Недовольно выпятив подбородок, молодая поросль фон Грондбергов вяло прошествовала к свободному креслу, незаметно обтирая об штаны указательный палец.
– Если все господа собрались, позвольте я начну? – сочный баритон важного господина прокатился по зале. Заняв свое место за кафедрой, он томительным взглядом мудрого филина обвел притихшую компанию наследников. Легкая тень озабоченности скользнула по выпуклому лбу нотариуса.
– А где же девочка, позвольте спросить, мадам? – недоуменно обратился к Людвиге. – Что за причина побудила ее к отсутствию в столь важный день?
– Нет, это невыносимо! – простонала баронесса, нервно откидывая вуаль. – Гектор, где девочка?

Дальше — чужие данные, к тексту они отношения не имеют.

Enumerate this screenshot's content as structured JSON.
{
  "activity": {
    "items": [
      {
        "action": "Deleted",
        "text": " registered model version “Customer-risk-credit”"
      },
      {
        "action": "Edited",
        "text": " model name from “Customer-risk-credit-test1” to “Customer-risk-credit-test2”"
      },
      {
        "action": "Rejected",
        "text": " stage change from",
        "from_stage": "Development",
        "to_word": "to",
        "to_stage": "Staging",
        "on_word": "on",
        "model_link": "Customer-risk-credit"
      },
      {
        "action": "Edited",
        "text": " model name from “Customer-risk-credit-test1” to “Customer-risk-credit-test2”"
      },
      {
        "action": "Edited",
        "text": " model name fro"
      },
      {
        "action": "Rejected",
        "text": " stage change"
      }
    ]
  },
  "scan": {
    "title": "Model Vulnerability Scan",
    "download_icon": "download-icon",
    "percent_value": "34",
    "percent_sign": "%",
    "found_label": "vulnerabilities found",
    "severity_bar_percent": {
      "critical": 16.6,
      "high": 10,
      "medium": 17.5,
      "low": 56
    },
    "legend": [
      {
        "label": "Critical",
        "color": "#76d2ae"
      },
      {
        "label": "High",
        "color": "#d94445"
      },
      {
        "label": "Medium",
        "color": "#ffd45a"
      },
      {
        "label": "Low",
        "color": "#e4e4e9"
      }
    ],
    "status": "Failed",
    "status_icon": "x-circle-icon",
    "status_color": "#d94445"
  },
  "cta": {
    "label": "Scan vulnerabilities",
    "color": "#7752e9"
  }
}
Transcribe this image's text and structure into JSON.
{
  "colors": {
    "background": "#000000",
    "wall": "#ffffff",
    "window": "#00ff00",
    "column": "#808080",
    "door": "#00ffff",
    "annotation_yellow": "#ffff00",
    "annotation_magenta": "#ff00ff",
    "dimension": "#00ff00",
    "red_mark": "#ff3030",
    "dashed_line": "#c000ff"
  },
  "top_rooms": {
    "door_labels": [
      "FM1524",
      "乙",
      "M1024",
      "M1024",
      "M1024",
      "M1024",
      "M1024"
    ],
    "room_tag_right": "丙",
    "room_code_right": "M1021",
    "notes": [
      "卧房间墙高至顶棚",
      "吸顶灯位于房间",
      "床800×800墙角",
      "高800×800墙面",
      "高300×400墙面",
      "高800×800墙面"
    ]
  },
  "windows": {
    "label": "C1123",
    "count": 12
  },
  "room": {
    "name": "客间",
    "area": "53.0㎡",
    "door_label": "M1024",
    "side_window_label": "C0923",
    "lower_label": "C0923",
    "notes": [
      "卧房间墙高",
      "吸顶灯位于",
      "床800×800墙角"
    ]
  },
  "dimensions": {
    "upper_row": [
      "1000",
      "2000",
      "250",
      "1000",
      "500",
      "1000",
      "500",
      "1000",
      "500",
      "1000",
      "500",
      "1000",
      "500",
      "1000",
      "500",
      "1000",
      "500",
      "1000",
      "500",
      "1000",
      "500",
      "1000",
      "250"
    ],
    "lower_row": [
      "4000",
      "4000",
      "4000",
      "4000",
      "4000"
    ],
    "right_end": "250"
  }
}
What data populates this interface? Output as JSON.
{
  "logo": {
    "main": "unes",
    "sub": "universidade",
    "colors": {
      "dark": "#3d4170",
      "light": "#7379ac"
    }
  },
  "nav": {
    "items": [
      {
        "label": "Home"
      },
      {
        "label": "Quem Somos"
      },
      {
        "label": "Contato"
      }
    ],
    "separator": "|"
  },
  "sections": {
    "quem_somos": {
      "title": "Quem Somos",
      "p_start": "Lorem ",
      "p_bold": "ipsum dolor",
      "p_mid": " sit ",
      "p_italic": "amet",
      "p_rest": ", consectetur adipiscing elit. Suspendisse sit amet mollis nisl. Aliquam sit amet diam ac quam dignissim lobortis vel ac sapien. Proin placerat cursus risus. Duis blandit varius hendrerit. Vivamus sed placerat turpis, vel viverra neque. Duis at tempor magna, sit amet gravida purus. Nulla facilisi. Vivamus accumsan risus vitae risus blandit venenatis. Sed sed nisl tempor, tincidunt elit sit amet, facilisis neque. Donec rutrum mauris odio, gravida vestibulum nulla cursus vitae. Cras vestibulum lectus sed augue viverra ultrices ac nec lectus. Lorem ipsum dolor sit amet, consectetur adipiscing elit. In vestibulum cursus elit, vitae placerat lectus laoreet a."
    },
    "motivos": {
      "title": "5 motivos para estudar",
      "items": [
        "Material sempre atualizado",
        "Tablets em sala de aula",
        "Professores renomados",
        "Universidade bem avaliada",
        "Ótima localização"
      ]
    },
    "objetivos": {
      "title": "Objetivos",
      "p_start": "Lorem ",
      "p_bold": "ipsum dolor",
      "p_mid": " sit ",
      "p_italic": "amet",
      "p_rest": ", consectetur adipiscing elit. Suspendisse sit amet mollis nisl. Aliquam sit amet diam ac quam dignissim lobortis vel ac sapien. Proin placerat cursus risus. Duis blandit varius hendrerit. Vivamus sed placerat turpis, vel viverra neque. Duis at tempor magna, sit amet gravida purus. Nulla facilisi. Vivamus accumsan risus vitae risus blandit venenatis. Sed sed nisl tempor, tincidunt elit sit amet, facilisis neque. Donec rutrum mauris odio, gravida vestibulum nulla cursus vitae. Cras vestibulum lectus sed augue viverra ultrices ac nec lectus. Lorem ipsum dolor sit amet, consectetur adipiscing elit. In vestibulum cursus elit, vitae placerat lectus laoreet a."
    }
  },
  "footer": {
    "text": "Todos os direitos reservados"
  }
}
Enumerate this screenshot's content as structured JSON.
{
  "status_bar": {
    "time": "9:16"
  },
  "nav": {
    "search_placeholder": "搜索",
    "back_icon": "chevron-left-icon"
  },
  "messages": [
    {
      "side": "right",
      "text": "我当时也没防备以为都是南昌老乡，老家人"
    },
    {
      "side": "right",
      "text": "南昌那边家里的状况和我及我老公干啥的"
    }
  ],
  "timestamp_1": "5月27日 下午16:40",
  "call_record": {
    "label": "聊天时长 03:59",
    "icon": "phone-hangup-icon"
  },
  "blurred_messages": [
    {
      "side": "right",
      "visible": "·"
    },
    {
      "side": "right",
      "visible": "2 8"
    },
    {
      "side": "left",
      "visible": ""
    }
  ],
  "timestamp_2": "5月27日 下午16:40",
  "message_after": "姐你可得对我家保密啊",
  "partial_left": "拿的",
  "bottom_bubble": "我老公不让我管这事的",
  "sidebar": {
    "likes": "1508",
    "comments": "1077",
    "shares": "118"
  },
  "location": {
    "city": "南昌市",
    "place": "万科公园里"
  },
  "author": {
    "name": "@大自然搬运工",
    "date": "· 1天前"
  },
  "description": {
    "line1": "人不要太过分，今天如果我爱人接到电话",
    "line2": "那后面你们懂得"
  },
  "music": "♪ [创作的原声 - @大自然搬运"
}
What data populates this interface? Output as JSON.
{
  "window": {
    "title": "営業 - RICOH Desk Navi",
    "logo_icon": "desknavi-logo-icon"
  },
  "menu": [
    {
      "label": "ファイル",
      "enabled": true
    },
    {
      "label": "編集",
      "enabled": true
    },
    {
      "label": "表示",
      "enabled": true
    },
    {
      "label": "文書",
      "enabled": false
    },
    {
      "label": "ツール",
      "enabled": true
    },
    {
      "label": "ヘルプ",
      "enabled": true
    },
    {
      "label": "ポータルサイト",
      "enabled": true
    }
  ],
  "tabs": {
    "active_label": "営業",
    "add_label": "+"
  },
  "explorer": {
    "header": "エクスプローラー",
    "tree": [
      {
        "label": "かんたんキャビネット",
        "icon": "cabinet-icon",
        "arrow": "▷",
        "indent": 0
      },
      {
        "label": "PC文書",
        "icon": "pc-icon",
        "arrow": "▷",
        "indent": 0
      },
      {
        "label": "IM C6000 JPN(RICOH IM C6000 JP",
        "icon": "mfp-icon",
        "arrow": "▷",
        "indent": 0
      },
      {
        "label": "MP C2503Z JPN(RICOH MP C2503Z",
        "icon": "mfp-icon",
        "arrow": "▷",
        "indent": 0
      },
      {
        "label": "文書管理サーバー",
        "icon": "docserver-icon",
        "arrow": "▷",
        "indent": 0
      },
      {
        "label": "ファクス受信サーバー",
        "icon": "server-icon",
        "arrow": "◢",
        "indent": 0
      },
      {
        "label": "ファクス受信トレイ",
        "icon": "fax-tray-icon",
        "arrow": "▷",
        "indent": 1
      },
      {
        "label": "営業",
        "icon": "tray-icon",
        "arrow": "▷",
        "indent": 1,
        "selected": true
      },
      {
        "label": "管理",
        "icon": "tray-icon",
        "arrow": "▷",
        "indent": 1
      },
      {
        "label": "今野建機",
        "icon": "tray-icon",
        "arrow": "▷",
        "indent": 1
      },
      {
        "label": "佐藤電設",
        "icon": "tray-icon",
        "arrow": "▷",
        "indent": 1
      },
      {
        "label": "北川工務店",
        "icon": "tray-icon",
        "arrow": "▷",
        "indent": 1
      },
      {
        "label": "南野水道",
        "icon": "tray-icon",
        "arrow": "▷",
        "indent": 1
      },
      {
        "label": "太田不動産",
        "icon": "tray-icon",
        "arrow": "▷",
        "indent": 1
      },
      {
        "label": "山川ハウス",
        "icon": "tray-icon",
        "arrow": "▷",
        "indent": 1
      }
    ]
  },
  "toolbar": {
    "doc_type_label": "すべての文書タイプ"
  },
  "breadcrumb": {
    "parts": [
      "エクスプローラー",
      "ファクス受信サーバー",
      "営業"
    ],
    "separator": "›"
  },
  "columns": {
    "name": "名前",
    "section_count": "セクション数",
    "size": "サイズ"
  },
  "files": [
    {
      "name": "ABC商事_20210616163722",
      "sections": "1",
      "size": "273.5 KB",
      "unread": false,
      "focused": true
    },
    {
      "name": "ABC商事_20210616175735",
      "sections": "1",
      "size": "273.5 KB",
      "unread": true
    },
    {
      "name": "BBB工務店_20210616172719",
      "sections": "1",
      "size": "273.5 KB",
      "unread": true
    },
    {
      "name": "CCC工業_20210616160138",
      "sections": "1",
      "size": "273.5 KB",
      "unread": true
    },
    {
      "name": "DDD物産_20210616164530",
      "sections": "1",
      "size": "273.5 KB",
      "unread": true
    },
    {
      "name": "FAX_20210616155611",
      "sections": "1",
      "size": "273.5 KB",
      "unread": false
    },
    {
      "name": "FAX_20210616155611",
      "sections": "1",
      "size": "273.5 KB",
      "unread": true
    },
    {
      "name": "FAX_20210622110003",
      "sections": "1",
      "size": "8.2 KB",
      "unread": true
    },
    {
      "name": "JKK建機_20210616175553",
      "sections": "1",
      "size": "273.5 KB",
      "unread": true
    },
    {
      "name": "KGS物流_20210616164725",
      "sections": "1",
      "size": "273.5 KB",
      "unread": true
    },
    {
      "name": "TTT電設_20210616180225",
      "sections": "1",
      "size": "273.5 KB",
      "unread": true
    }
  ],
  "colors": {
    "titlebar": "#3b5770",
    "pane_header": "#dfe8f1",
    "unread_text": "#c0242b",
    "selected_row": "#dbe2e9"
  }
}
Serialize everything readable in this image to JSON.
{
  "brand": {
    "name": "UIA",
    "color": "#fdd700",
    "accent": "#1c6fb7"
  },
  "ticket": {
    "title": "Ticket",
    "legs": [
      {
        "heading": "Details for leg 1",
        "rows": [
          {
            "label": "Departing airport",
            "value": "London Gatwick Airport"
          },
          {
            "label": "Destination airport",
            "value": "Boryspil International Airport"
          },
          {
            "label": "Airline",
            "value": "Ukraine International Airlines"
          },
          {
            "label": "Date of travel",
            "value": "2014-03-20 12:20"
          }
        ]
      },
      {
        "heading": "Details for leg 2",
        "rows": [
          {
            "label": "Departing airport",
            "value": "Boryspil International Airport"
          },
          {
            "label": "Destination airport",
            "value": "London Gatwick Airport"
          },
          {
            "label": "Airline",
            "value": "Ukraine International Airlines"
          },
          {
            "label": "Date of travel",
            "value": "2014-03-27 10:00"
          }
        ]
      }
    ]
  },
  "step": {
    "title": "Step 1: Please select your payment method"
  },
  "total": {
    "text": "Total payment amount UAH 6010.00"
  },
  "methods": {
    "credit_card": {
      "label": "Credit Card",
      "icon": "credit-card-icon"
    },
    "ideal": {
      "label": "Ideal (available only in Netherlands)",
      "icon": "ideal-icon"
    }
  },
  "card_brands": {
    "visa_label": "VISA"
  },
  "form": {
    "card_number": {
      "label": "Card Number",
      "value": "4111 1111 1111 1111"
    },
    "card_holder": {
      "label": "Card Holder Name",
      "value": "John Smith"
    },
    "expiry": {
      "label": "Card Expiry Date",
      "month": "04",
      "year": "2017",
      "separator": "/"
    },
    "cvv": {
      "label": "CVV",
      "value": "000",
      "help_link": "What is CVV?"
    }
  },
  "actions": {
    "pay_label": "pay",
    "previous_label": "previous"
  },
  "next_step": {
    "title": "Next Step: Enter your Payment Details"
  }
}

Я же просила ее привезти!
– Да, я, это… не было ее в комнате, – проблеял в ответ сын, втягивая голову в плечи.
– Внизу она, с женкой моей, – отозвался бородатый детина с банкетки. – Кликнуть, что ль?
– Не надо, – небрежно махнул рукой седовласый. – Ираклий! – чудно позвал в сторону. – Приведи девочку! Можно вместе с "женкой".
Сутулый паренек в белой рубашке с черными нарукавниками скрылся за парадной дверью.
– Зачем ребенка-то тревожить зазря?! – недоуменно пожал плечами доктор. – Не дело таскать детей на подобные процедуры.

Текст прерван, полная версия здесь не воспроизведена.